This downtown Fresno property will soon be empty. Cue the nostalgia
Office Depot in downtown Fresno is closing – but many Fresnans associate this property with much more than paperclips and printer paper.
The property at Divisadero and Tulare streets was once home to a thriving business called the Farmers Market. It housed not only vegetable sellers but numerous restaurants and shops.
Office Depot Workers are telling customers the store’s last day is Feb. 21.
The Farmers Market was torn down in 1995, with Office Depot built shortly after on the site. It was the only major brick-and-mortar office supply store providing thousands of office workers in the area with office supplies.
Office Depot did not immediately return a message seeking comment about why, but the retailer has been steadily closing stores — 1,100 since 2013, the same year it merged with OfficeMax.
Remember the Farmers Market?
But many Fresnans remember the property for what it was 30 years before it became an office supply store. They frequently post memories of the visiting the Farmers Market on Instagram and Reddit.com posts.
It opened in 1948. Farmers sold apples and oranges and more from booths. Mayfair Market was added in 1953 and it changed its name to the Plaza Shopping Center. It had a distinctive windmill on top.
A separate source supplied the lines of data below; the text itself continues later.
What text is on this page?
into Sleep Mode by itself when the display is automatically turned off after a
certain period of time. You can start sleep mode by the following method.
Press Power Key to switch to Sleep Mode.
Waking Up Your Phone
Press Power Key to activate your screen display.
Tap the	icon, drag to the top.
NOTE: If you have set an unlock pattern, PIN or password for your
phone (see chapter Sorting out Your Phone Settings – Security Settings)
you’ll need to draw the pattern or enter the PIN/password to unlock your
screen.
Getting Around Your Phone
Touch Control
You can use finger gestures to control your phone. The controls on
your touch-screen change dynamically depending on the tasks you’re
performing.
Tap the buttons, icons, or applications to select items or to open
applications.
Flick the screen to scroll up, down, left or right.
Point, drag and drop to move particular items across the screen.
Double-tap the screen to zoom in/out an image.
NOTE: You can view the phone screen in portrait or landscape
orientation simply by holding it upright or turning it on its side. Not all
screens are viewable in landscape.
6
A column from former reporter Paula Lloyd detailed the restaurants that operated there: “the famed Iran Restaurant (Eleanor Roosevelt, Richard Nixon, Pat Brown and William Saroyan ate there), See’s Candies, Sudden Service dry cleaners, radio station KGST, Sound Movie Service, Jim’s Cafeteria, Fisherman’s Grotto, McCall’s Gift Shop, Bruce’s Barber Shop, Rossi Pizzeria, Round Up Bar-B-Q, Savory Foods, The Laundromat, Rexair Vacuum Cleaners, Nell Humphrey Lingerie Shop, Custom Tailor Shop, Market TV and Appliances, Muriel’s Beauty Shop, The Coffee Bar and Three Minute Car Wash.”
The property was remodeled for $1 million in 1979. By 1982, it had returned to the Farmers Market name. The 60,000-square-foot building had a food court style of dining.
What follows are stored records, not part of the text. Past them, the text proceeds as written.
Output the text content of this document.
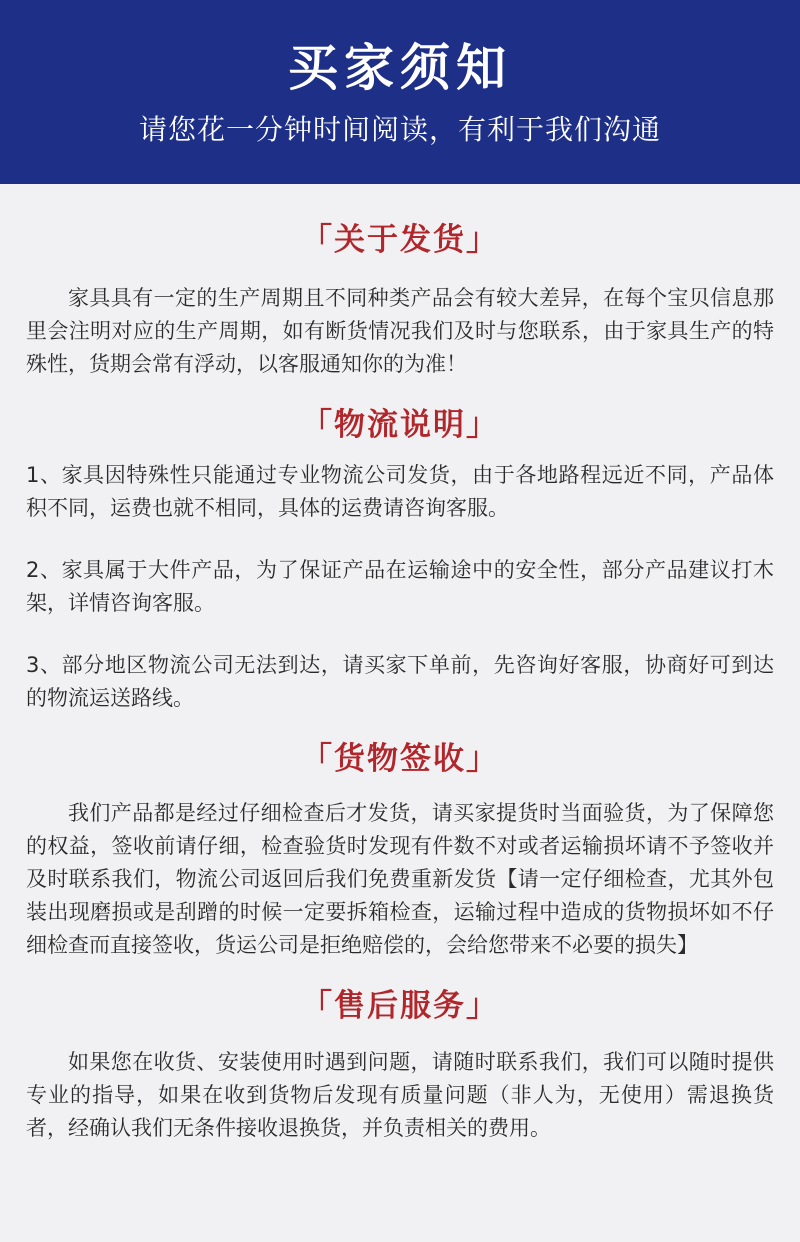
买家须知

请您花一分钟时间阅读，有利于我们沟通

「关于发货」

家具具有一定的生产周期且不同种类产品会有较大差异，在每个宝贝信息那里会注明对应的生产周期，如有断货情况我们及时与您联系，由于家具生产的特殊性，货期会常有浮动，以客服通知你的为准！

「物流说明」

1、家具因特殊性只能通过专业物流公司发货，由于各地路程远近不同，产品体积不同，运费也就不相同，具体的运费请咨询客服。

2、家具属于大件产品，为了保证产品在运输途中的安全性，部分产品建议打木架，详情咨询客服。

3、部分地区物流公司无法到达，请买家下单前，先咨询好客服，协商好可到达的物流运送路线。

「货物签收」

我们产品都是经过仔细检查后才发货，请买家提货时当面验货，为了保障您的权益，签收前请仔细，检查验货时发现有件数不对或者运输损坏请不予签收并及时联系我们，物流公司返回后我们免费重新发货【请一定仔细检查，尤其外包装出现磨损或是刮蹭的时候一定要拆箱检查，运输过程中造成的货物损坏如不仔细检查而直接签收，货运公司是拒绝赔偿的，会给您带来不必要的损失】

「售后服务」

如果您在收货、安装使用时遇到问题，请随时联系我们，我们可以随时提供专业的指导，如果在收到货物后发现有质量问题（非人为，无使用）需退换货者，经确认我们无条件接收退换货，并负责相关的费用。
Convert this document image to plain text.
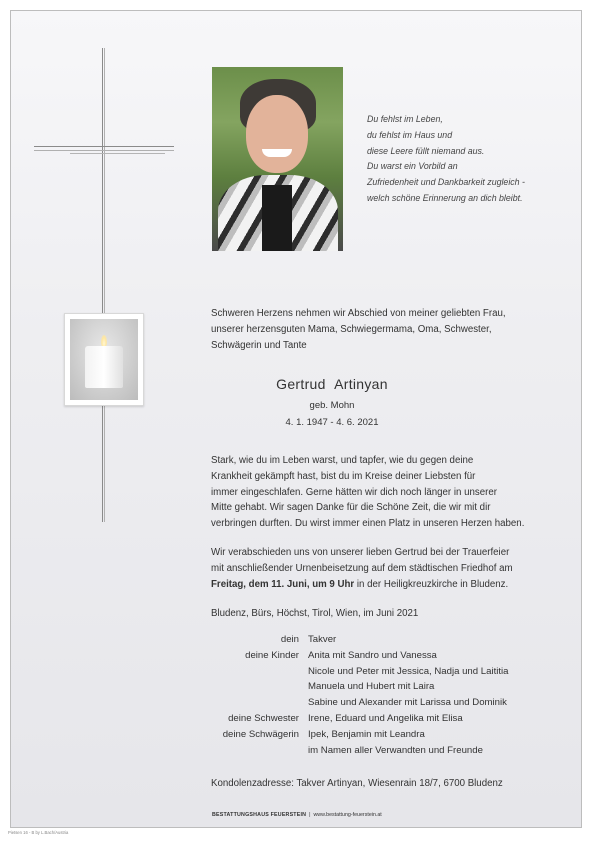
Du fehlst im Leben,
du fehlst im Haus und
diese Leere füllt niemand aus.
Du warst ein Vorbild an
Zufriedenheit und Dankbarkeit zugleich -
welch schöne Erinnerung an dich bleibt.
Schweren Herzens nehmen wir Abschied von meiner geliebten Frau,
unserer herzensguten Mama, Schwiegermama, Oma, Schwester,
Schwägerin und Tante
Gertrud Artinyan
geb. Mohn
4. 1. 1947 - 4. 6. 2021
Stark, wie du im Leben warst, und tapfer, wie du gegen deine
Krankheit gekämpft hast, bist du im Kreise deiner Liebsten für
immer eingeschlafen. Gerne hätten wir dich noch länger in unserer
Mitte gehabt. Wir sagen Danke für die Schöne Zeit, die wir mit dir
verbringen durften. Du wirst immer einen Platz in unseren Herzen haben.
Wir verabschieden uns von unserer lieben Gertrud bei der Trauerfeier
mit anschließender Urnenbeisetzung auf dem städtischen Friedhof am
Freitag, dem 11. Juni, um 9 Uhr in der Heiligkreuzkirche in Bludenz.
Bludenz, Bürs, Höchst, Tirol, Wien, im Juni 2021
dein Takver
deine Kinder Anita mit Sandro und Vanessa
Nicole und Peter mit Jessica, Nadja und Laititia
Manuela und Hubert mit Laira
Sabine und Alexander mit Larissa und Dominik
deine Schwester Irene, Eduard und Angelika mit Elisa
deine Schwägerin Ipek, Benjamin mit Leandra
im Namen aller Verwandten und Freunde
Kondolenzadresse: Takver Artinyan, Wiesenrain 18/7, 6700 Bludenz
BESTATTUNGSHAUS FEUERSTEIN | www.bestattung-feuerstein.at
Pietsen 16 - B by L.Bach/Austria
By then, restaurants included Castillo’s Mexican Food, Dai Ichi, Darlene’s Deli, The French Connection, Grandma’s Buffalo Chips cookies, Little Kraut Haus, Phillie’s Fountain, Potatoes and Toppings, Rice Bowl, Richie’s Hot Dogs, Rossi’s Pizzeria and Round Up Bar-B-Q, Bee archives show. Hungry Bear Cookies was there, too.
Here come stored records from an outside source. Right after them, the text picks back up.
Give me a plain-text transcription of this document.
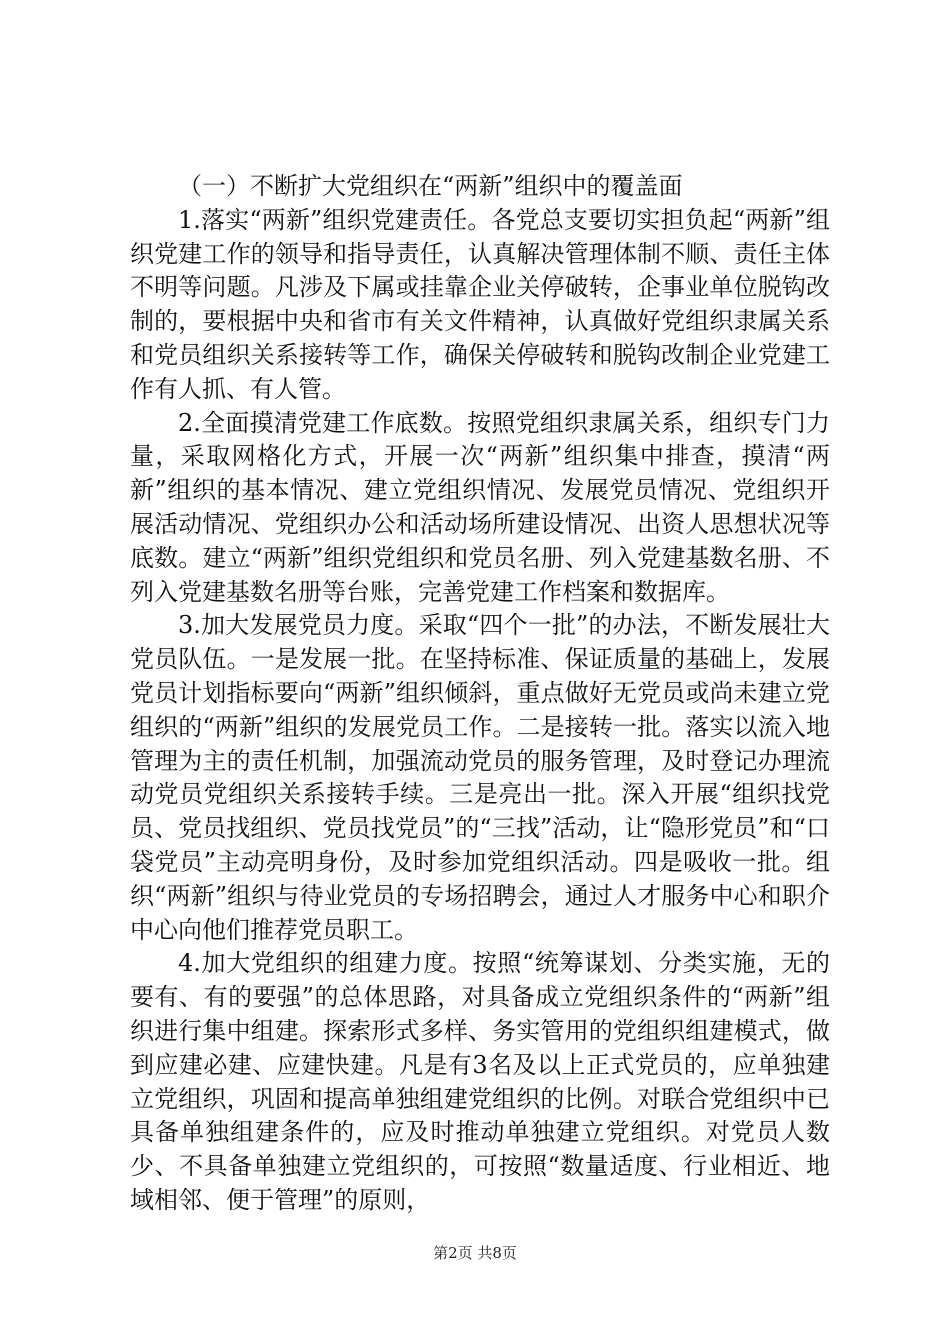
（一）不断扩大党组织在“两新”组织中的覆盖面

1.落实“两新”组织党建责任。各党总支要切实担负起“两新”组织党建工作的领导和指导责任，认真解决管理体制不顺、责任主体不明等问题。凡涉及下属或挂靠企业关停破转，企事业单位脱钩改制的，要根据中央和省市有关文件精神，认真做好党组织隶属关系和党员组织关系接转等工作，确保关停破转和脱钩改制企业党建工作有人抓、有人管。

2.全面摸清党建工作底数。按照党组织隶属关系，组织专门力量，采取网格化方式，开展一次“两新”组织集中排查，摸清“两新”组织的基本情况、建立党组织情况、发展党员情况、党组织开展活动情况、党组织办公和活动场所建设情况、出资人思想状况等底数。建立“两新”组织党组织和党员名册、列入党建基数名册、不列入党建基数名册等台账，完善党建工作档案和数据库。

3.加大发展党员力度。采取“四个一批”的办法，不断发展壮大党员队伍。一是发展一批。在坚持标准、保证质量的基础上，发展党员计划指标要向“两新”组织倾斜，重点做好无党员或尚未建立党组织的“两新”组织的发展党员工作。二是接转一批。落实以流入地管理为主的责任机制，加强流动党员的服务管理，及时登记办理流动党员党组织关系接转手续。三是亮出一批。深入开展“组织找党员、党员找组织、党员找党员”的“三找”活动，让“隐形党员”和“口袋党员”主动亮明身份，及时参加党组织活动。四是吸收一批。组织“两新”组织与待业党员的专场招聘会，通过人才服务中心和职介中心向他们推荐党员职工。

4.加大党组织的组建力度。按照“统筹谋划、分类实施，无的要有、有的要强”的总体思路，对具备成立党组织条件的“两新”组织进行集中组建。探索形式多样、务实管用的党组织组建模式，做到应建必建、应建快建。凡是有3名及以上正式党员的，应单独建立党组织，巩固和提高单独组建党组织的比例。对联合党组织中已具备单独组建条件的，应及时推动单独建立党组织。对党员人数少、不具备单独建立党组织的，可按照“数量适度、行业相近、地域相邻、便于管理”的原则，

第2页 共8页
There were some familiar names involved.
Dave Milutinovich, who recently sold the Manhattan Steakhouse & Bar, co-managed the food court. At one point. Ed Kashian, CEO of the firm that developed River Park, was also head of the organization that owned the Farmers Market.
Bee columnist Eli Setencich recalled the place in its heyday: “Those were the days when the market was a city within a city, a scaled-down version of the Los Angeles Farmers Market where you could get your hair cut, shoes repaired, television fixed, sweet tooth satisfied in addition to a bellyful at Rossi’s or Beckman’s or Castillo’s or the Iran.”
But over the years, the businesses struggled and the building deteriorated.
The remaining tenants were evicted in the mid 1990s, with plans to knock the building down and build an Office Depot. Several of them sued and lost.
The property was sold to Office Depot, which opened in 1995.
Property records show Office Depot sold the property to Wolfsen Land & Cattle Co. of Los Banos for $5.3 million in 2009. No one immediately returned a message about future plans for the building.